Extension of https://reviews.llvm.org/D141101 to even further reduce the amount of implicit operands we attach. The main benefit is to improve cability of post-ra scheduler, and reduce unneeded dependency resolution (e.g. inserting snops).

Unfortunately, we run into regressions if we completely minimize the amount implicit operands (naively), we run into some regressions (e.g. dual_movs are replaced with multiple calls to v_mov). This is even more reason to switch to LiveRegUnits.

Nonetheless, this patch removes the operands which we can for free (more or less).
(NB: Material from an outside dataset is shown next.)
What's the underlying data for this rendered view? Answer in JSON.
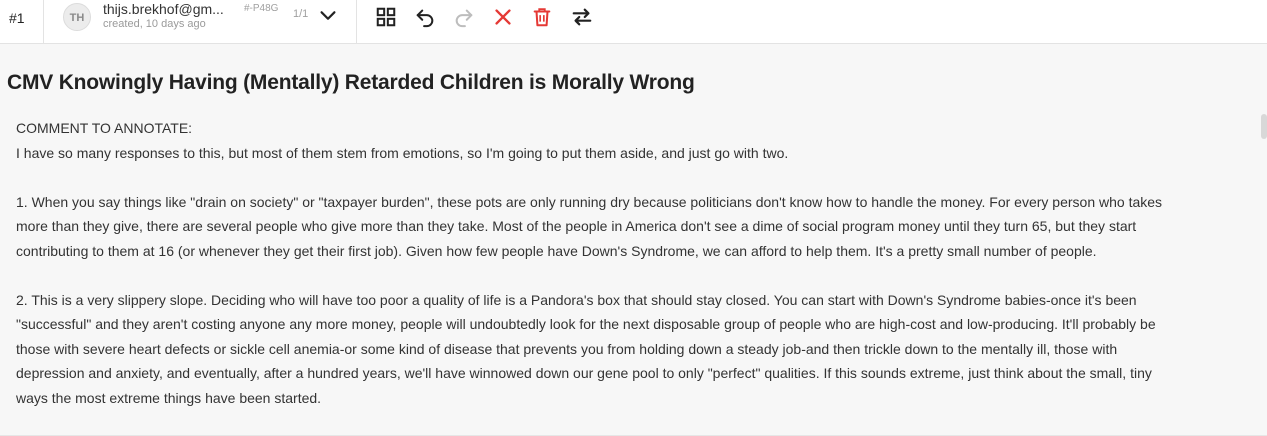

Change-Id: Ib4f409202b36bdbc59eed615bc2d19fa8bd8c057

Diff Detail

Event Timeline

jrbyrnes created this revision.Jan 11 2023, 5:22 PM
Herald added a project: Restricted Project. · View Herald TranscriptJan 11 2023, 5:22 PM
jrbyrnes requested review of this revision.Jan 11 2023, 5:22 PM
Herald added a project: Restricted Project. · View Herald TranscriptJan 11 2023, 5:22 PM
arsenm added inline comments.Jan 11 2023, 5:25 PM
llvm/lib/Target/AMDGPU/SIInstrInfo.cpp
611–616

Should do logic on the flags operand and have one addReg call

662–666

Ditto

1027

Didn't use the IsLastSubreg defined above

jrbyrnes updated this revision to Diff 488666.Jan 12 2023, 8:28 AM
jrbyrnes marked 3 inline comments as done.

Cleaned up minor code issues.

arsenm added inline comments.Jan 12 2023, 8:31 AM
llvm/test/CodeGen/AMDGPU/accvgpr-copy.mir
554

I don't understand what happened here, a use became a def and is breaking the value for sgpr1. I also doubt we needed this implicit use in the first place

jrbyrnes added inline comments.Jan 12 2023, 8:46 AM
llvm/test/CodeGen/AMDGPU/accvgpr-copy.mir
554

The implicit-def of sgpr is used to provide def of later V_MOV_B32_e32 $sgpr in the case we have partially undef super sgpr. If we just use implicit-use here, then those later uses may be reschedule to a point where it is undef. This specific test doesn't have the issue.

Currently, we just attach implicit use to every V_MOV_B32_e32 $sgpr which for some reason satisfies the verifier in problematic case.

llvm/test/CodeGen/AMDGPU/agpr-copy-no-free-registers.ll
651

Not sure what has happened here -- I'll look into it.

jrbyrnes updated this revision to Diff 490004.Jan 17 2023, 5:51 PM

Revert attaching one implicit-def instead of implicit use on each sub reg op where applicable.

jrbyrnes added inline comments.Jan 17 2023, 5:53 PM
llvm/test/CodeGen/AMDGPU/accvgpr-copy.mir
554

The verifier will be happy if 1. The subreg is not undef (i.e. we have attached implicit-def previously), or 2. The instruction using undef subreg has implicit use of super reg (https://github.com/llvm/llvm-project/blob/5073a622a785e8fd542fd15484970a435ef2e3e5/llvm/lib/CodeGen/MachineVerifier.cpp#L2485).

Since using implicit-def breaks the value, will revert back to having implicit use on each subreg instruction. Moreover, since hazard recognizer checks MI->explicit_uses() for the uses and MI->modifiesRegister for defs, it will pick up implicit_def but not implicit use. However, post-ra scheduler will have less capability with more dependencies.

llvm/test/CodeGen/AMDGPU/agpr-copy-no-free-registers.ll
651

This is coming from a previous commit -- it seems the test was not updated.

jrbyrnes updated this revision to Diff 490330.Jan 18 2023, 4:28 PM

Rebase + Cleanup unecessary variables

arsenm accepted this revision.Jan 18 2023, 6:43 PM
arsenm added inline comments.
llvm/lib/Target/AMDGPU/SIInstrInfo.cpp
1021

Probably should write this as Idx == 0

llvm/lib/Target/AMDGPU/SIRegisterInfo.cpp
1527

Ditto

1731–1734

Ditto

This revision is now accepted and ready to land.Jan 18 2023, 6:43 PM
jrbyrnes updated this revision to Diff 490627.Jan 19 2023, 12:17 PM
jrbyrnes marked 3 inline comments as done.

Minor code fix, passes psdb

This revision was landed with ongoing or failed builds.Jan 19 2023, 2:31 PM
This revision was automatically updated to reflect the committed changes.